Юлиана расслышала в ее словах смертельный приговор, помотала головой и, хлюпая носом, объявила, что согласна умереть прямо здесь и сейчас. И до вечера терпеть необязательно.
— Да кто сказал, что ты умрёшь?! — воскликнула Пелагея. — Ну точно птенец, выпавший из гнезда! Пойдем, нечего раскисать!
Пришлось повиноваться. А бездна звала, бездна манила. И Юлиана трижды оглянулась, прежде чем за спиной захлопнулась дверь с кодовым замком.
Ее по-прежнему держали за рукав, как несмышленую овечку, когда неожиданно возникла потребность в Марте.
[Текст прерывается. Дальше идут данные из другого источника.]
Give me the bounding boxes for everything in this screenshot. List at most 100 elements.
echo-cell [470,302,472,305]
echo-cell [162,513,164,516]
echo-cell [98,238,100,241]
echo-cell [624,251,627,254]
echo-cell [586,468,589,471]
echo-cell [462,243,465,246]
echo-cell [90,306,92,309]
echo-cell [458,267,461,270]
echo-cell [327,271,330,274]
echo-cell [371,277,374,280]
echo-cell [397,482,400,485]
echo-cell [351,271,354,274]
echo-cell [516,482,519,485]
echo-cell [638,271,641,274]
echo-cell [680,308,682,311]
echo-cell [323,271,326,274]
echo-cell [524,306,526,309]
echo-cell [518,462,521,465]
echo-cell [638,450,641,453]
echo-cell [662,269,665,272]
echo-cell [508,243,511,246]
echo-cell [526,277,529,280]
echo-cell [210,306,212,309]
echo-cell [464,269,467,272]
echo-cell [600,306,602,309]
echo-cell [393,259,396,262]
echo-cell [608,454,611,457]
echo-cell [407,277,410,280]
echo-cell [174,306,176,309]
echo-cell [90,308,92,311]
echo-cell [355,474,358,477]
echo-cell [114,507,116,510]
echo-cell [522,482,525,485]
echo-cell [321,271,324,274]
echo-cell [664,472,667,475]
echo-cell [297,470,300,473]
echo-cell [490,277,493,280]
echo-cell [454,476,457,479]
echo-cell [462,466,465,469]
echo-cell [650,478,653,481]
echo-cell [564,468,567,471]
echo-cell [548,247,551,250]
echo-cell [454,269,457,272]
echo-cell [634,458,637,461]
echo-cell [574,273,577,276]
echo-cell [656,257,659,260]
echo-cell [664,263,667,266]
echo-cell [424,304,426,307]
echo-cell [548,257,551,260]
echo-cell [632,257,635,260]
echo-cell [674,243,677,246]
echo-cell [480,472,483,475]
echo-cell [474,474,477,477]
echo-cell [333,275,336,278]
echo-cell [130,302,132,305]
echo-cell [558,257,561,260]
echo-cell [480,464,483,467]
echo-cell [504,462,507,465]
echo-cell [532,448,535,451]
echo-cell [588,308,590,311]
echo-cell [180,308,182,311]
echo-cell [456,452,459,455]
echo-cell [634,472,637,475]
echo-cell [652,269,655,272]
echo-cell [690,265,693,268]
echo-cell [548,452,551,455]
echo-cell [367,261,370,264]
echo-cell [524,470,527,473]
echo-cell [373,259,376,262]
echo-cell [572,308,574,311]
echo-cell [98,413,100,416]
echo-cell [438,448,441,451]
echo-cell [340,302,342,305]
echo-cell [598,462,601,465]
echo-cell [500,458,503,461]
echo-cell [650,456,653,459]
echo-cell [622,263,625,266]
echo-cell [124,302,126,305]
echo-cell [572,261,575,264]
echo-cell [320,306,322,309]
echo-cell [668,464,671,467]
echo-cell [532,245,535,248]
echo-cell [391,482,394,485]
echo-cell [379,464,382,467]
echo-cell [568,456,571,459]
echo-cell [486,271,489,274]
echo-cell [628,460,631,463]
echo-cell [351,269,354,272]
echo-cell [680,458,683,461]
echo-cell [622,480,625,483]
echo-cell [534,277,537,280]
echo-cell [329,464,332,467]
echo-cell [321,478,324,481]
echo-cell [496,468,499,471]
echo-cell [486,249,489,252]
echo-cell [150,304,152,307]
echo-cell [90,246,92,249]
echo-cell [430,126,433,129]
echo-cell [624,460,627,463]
— Та-а-ак, — протянула Пелагея, обводя взглядом пространство. — Где же она, интересно, прячется?
Сканирование местности на предмет нерадивой помощницы прошло успешно. Марта обнаружилась на канате, который вёл из библиотеки к чердачному люку, и тут же сочинила неловкое оправдание:
— Я поупражняться решила, — пропищала она, вцепившись в несчастный канат всеми ногами и руками. — В здоровом теле здоровый дух и всё такое…
— Ага, конечно, — сказала Пелагея. Врёт и не краснеет. Одному Обормоту известно, что понадобилось Марте на чердаке. — Спускайся. И будь добра, подготовь всё для бани-самопарки. Две… Нет, три льняные сорочки прогладь хорошенько да сложи в торбу.
Марта бы спустилась. Причем с великой радостью. Да только там, на верхотуре, выяснилось, что она панически боится высоты.
По ее самоуважению дважды проехались паровым локомотивом. В первый раз — когда Эремиор с позволения хозяйки силой мысли отлепил Марту от каната (она упиралась и дико визжала). А во второй — когда ее вверх тормашками спустили пред светлы очи Пелагеи. Растрёпанную, униженную и до жути напуганную.
— Утюг возьми под печкой, — сказала Пелагея. — Гладильная доска в кладовой. Поздно вечером мы отправляемся в лес на поиски бани-самопарки. Можешь пойти с нами.
Вечером Марта проявила благоразумие и сказалась больной.
К тому времени как Пелагея, человек-клён и ноющая Юлиана с Обормотом в довесок выступили в поход по заснеженному лесу, кукушка из настенных ходиков ошалело прокуковала полночь и, судя по всему, завалилась на боковую. Теора под неусыпным присмотром Незримого наконец-то пришла в сознание и открыла глаза.
Вернуться в дом Пелагеи было для нее как снова попасть в утробу матери. Тишина, глубокая и ясная, точно купол небес, обступила ее, изгоняя душевные смуты. Кто-то украдкой нажимал клавиши невидимого пианино — медленно, словно оценивая чистоту звучания нот на третьей и четвертой октавах. И казалось, будто звучат не ноты, а капли росы, которые скатываются в пруд на утреннем лугу, высвобождая таинственную музыку сфер.
Теора зажмурилась, представив, что лежит под раскидистым зеленым деревом и сквозь крону на нее падают редкие солнечные лучи. И стало вдруг так хорошо-хорошо — до слёз, до замирания сердца, до сладкой щемоты в груди.